Part 4 - Setting up the training process
(Scientist) - Define the train()
function for the remote model on the owner’s device
def train(remote_model, torch_ref, train_loader, optimizer, epoch, args, train_data_length):
train_batches = round((train_data_length / args["batch_size"]) + 0.5)
if remote_model.is_local:
print("Training requires remote remote_model")
return
remote_model.train()
for batch_idx, data in enumerate(train_loader):
data_ptr, target_ptr = data[0], data[1]
optimizer.zero_grad()
output = remote_model(data_ptr)
loss = torch_ref.nn.functional.nll_loss(output, target_ptr)
loss.backward()
optimizer.step()
loss_item = loss.item()
train_loss = duet.python.Float(0) # create a remote Float we can use for summation
train_loss += loss_item
if batch_idx % args["log_interval"] == 0:
local_loss = None
local_loss = loss_item.get(name="loss",
reason="To evaluate training progress",
request_block=True,
timeout_secs=5)
if local_loss is not None:
print("Train Epoch: {} {} {:.4}".format(epoch, batch_idx, local_loss))
else:
print("Train Epoch: {} {} ?".format(epoch, batch_idx))
Well, the code here certainly looks overwhelming. So let’s break it down piece-by-piece.
- First the
is_local
attribute of the model is checked to ensure that the model passed to the function is a remote model, not a local one. - Like a standard training operation, we fetch the data, pass it through the model, and calculate the loss. However, notice the distinction here. We use the remote torch library as indicated by
torch_ref
used in the snippet above. - Since operations are executed on the remote machine, we do not have access to any training information unless we explicitly request permission for it. Let’s say, we want to monitor the training loss, we request the owner’s permission using the Duet API.

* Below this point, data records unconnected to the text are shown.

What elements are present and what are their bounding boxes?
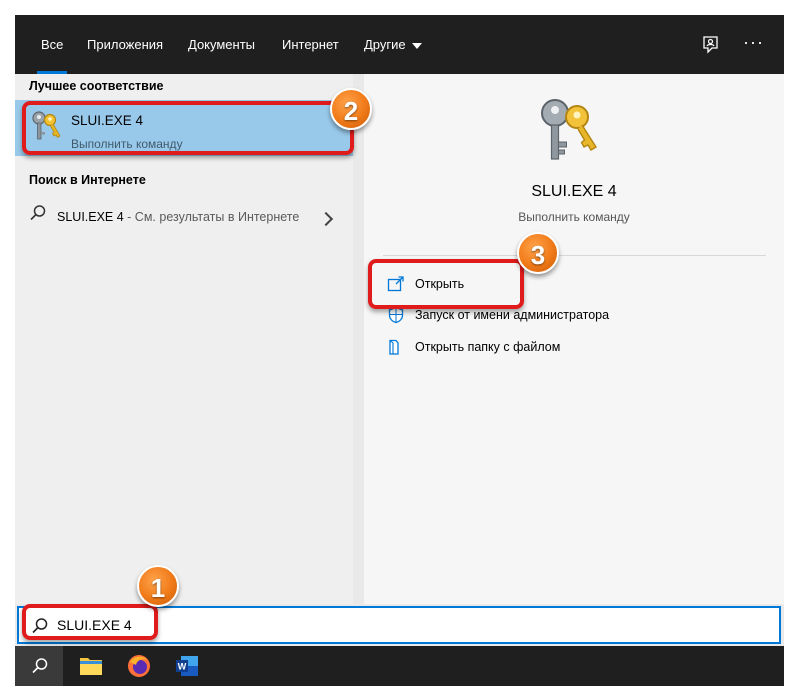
tab-all[interactable]: Все: [36, 15, 68, 74]
tab-documents[interactable]: Документы: [188, 15, 255, 74]
folder-icon: [387, 338, 405, 356]
step-badge-3: 3: [517, 232, 559, 274]
web-result-query: SLUI.EXE 4: [57, 210, 124, 224]
chevron-down-icon: [411, 42, 422, 49]
web-result-text: SLUI.EXE 4 - См. результаты в Интернете: [57, 207, 307, 227]
taskbar: W: [15, 646, 784, 686]
keys-icon: [535, 97, 599, 167]
firefox-button[interactable]: [115, 646, 163, 686]
app-subtitle: Выполнить команду: [518, 210, 630, 224]
word-button[interactable]: W: [163, 646, 211, 686]
tab-label: Документы: [188, 37, 256, 52]
tab-apps[interactable]: Приложения: [87, 15, 163, 74]
web-result-suffix: - См. результаты в Интернете: [123, 210, 300, 224]
feedback-icon[interactable]: [701, 35, 723, 55]
tab-other[interactable]: Другие: [364, 15, 422, 74]
firefox-icon: [128, 655, 150, 677]
web-result-item[interactable]: SLUI.EXE 4 - См. результаты в Интернете: [15, 199, 353, 247]
run-as-admin-label: Запуск от имени администратора: [415, 308, 610, 322]
file-explorer-button[interactable]: [67, 646, 115, 686]
open-folder-label: Открыть папку с файлом: [415, 340, 561, 354]
best-match-heading: Лучшее соответствие: [29, 79, 164, 93]
file-explorer-icon: [80, 658, 102, 675]
step-badge-2: 2: [330, 88, 372, 130]
more-options-icon[interactable]: ···: [743, 33, 765, 55]
tab-label: Приложения: [87, 37, 164, 52]
tab-label: Все: [41, 37, 64, 52]
highlight-open-action: [368, 259, 524, 309]
search-icon: [32, 658, 48, 674]
search-icon: [29, 204, 47, 222]
tab-label: Другие: [364, 37, 406, 52]
chevron-right-icon[interactable]: [318, 211, 334, 227]
web-search-heading: Поиск в Интернете: [29, 173, 146, 187]
divider: [383, 255, 766, 256]
taskbar-search-button[interactable]: [15, 646, 63, 686]
tab-bar: Все Приложения Документы Интернет Другие…: [15, 15, 784, 74]
highlight-best-match: [22, 101, 354, 155]
word-icon: W: [176, 656, 198, 676]
step-badge-1: 1: [137, 565, 179, 607]
svg-text:W: W: [178, 662, 187, 672]
highlight-search-box: [22, 604, 158, 640]
tab-internet[interactable]: Интернет: [282, 15, 339, 74]
app-name: SLUI.EXE 4: [531, 183, 617, 200]
tab-label: Интернет: [282, 37, 339, 52]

We are almost done here. Now, if you go back to Part 3 of this article you’ll notice that the owner had already added a handler to reject the scientist’s request for viewing training loss.
Isn’t this wonderful? The owner has full control over what data is accessible to the other Duet party.
Note - I have skipped out some of the code and parts of the model training process for the sake of keeping the article concise. However, I’ve covered all the concepts that you need to know to get started with Duet.
For full training and inference code, check out the sample Duet notebooks.
Disclaimer - Duet is still in development and the API may change in future releases. Please keep an eye on the official PySyft repo.